Additionally, you shoud probably be aware that currently, your published crates are, technically, not in compliance with your own license terms. Both the MIT and Apache-2.0 licenses require that redistributed sources contain a copy of the actual license text, but the crates that were published and which are redistributed by crates.io don't satisfy that requirement since language-tags version 0.3.0.

Setters

There has been a regression of functionality between 0.2 and 0.3 -- since fields are no longer public, I can no longer mutate the struct and for my use case I need to be able to do that.

If you do not wish for the fields to be public, would it be possible to implement setters (i.e. set_script, etc) for the fields?

Add CHANGELOG.md

I'm in the process of updating a crate that depended on language-tags 0.2 to the latest version (0.3.2). The lack of CHANGELOG.md file in the repo with a summary of changes makes it harder. I'll deal with my issue by checking the commits directly, but I still recommend to keep a changelog so it's easier to track the evolution of this lib.

You don't have to backfill entries for previous versions, but having it for future releases would be great.

Implement benchmark

It would be nice to have some benchmark to get an idea of the performance affect of changes to the library. For example, it would be nice to see if the IANA subtag registry integration does not slow done too much the validation/normalization and see if some better datastructure algorithm would provide a significant speed-up.

I would suggest to use bencher for that (it is the one that is used in the url crate)

Converting from ISO 639-1 and ISO 639-2

I'm currently trying to compare language tags from two sources, in different formats that can be considered as being ISO 639-1 and ISO 639-3.
I'm converting these language tags to BCP47 so that I have something standard accross my whole dataset, then test the equality.

The following code serves as an example:

        let zh_6391 = LanguageTag::parse("zh");
        let zh_6392 = LanguageTag::parse("zho");
        assert_eq!(zh_6391, zh_6392); //fails

While I understand why it fails, I was wondering if there would be some way of converting BCP47 tags into a more canonical form.
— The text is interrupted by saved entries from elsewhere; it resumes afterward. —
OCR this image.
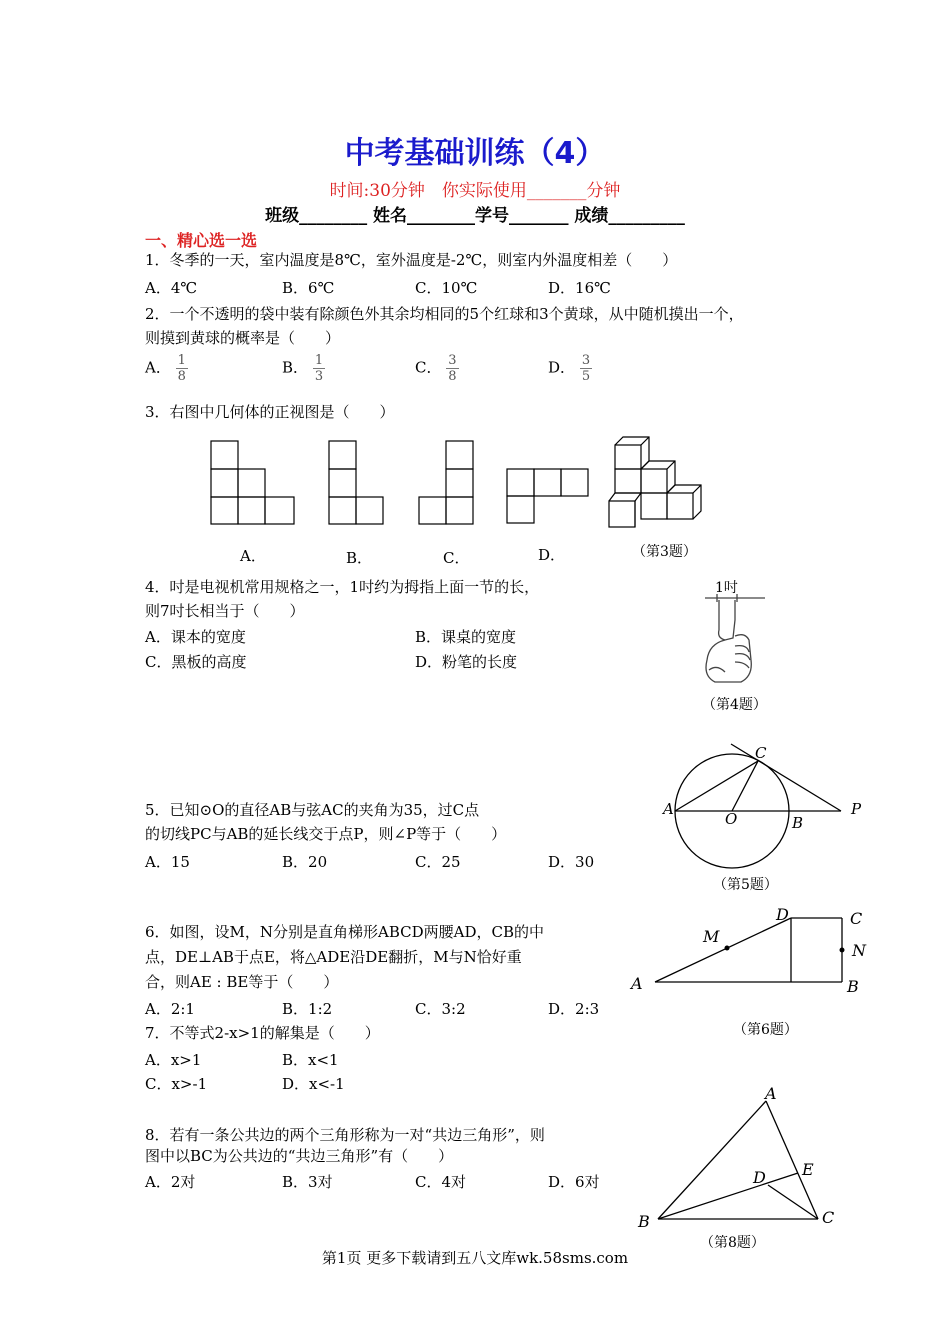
中考基础训练（4）
时间:30分钟　你实际使用_______分钟
班级________ 姓名________学号_______ 成绩_________
一、精心选一选
1．冬季的一天，室内温度是8℃，室外温度是-2℃，则室内外温度相差（　　）
A．4℃	B．6℃	C．10℃	D．16℃
2．一个不透明的袋中装有除颜色外其余均相同的5个红球和3个黄球，从中随机摸出一个，
则摸到黄球的概率是（　　）
A． $\frac{1}{8}$	B． $\frac{1}{3}$	C． $\frac{3}{8}$	D． $\frac{3}{5}$
3．右图中几何体的正视图是（　　）
A．	B．	C．	D．	（第3题）
4．吋是电视机常用规格之一，1吋约为拇指上面一节的长，
则7吋长相当于（　　）
A．课本的宽度	B．课桌的宽度
C．黑板的高度	D．粉笔的长度
1吋
（第4题）
5．已知⊙O的直径AB与弦AC的夹角为35，过C点
的切线PC与AB的延长线交于点P，则∠P等于（　　）
A．15	B．20	C．25	D．30
A
O	B
C
P
（第5题）
6．如图，设M，N分别是直角梯形ABCD两腰AD，CB的中
点，DE⊥AB于点E，将△ADE沿DE翻折，M与N恰好重
合，则AE : BE等于（　　）
A．2:1	B．1:2	C．3:2	D．2:3
A	B
C
D
M
N
（第6题）
7．不等式2-x>1的解集是（　　）
A．x>1	B．x<1
C．x>-1	D．x<-1
8．若有一条公共边的两个三角形称为一对“共边三角形”，则
图中以BC为公共边的“共边三角形”有（　　）
A．2对	B．3对	C．4对	D．6对
A
B	C
D E
（第8题）
第1页 更多下载请到五八文库wk.58sms.com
I thought that canonicalize would help but the test still fails (expectedly).

I have checked the python library langcodes and it looks that they advise to use two-letter codes (based on the BCP47 spec?), and it seems that the library automagically converts ISO 639-2 into ISO 639-1 when possible, keeping a 3-letter code when not.

zho_6391 = langcodes.Language.get("zho")
zho_6392 = langcodes.Language.get("zh")

assert zho_6391 == zho_6392

print(langcodes.Language.get("lij")) # prints lij
print(langcodes.Language.get("zho")) # prints zh

Would such a feature be in the scope of this library? And if so, I'd be glad to try to tackle the problem :)

Figure out what `LanguageTag::extension_subtags` should return

Currently, on the tag "en-r-az-qt" the LanguageTag::extension_subtags method returns [("r", "az"), ("r", "qt")]. It is not nice at all because the same value would be also returned for "en-r-az-r-qt". We have three options here:

Keep the method as it is, retuning impl Iterator<Type=(&str, &str)>
Make it return [("r", "az-qt")] and then, users could call .split('-') to get the values of the extensions to get its component (same return type)
Make it return [("r", ["az", "qt"])] i.e. the type impl Iterator<Type=(&str, impl Iterator<Type=&str>)>.

I have a small preference for option 2 that is both correct and let the API users do what they prefer with the value.

Release new version 0.2.1

For heapsize support.

Canonicalization for redunant tags

@Tpt what do you think should be done here?

TODO: what if a redundant has a some extensions/private use?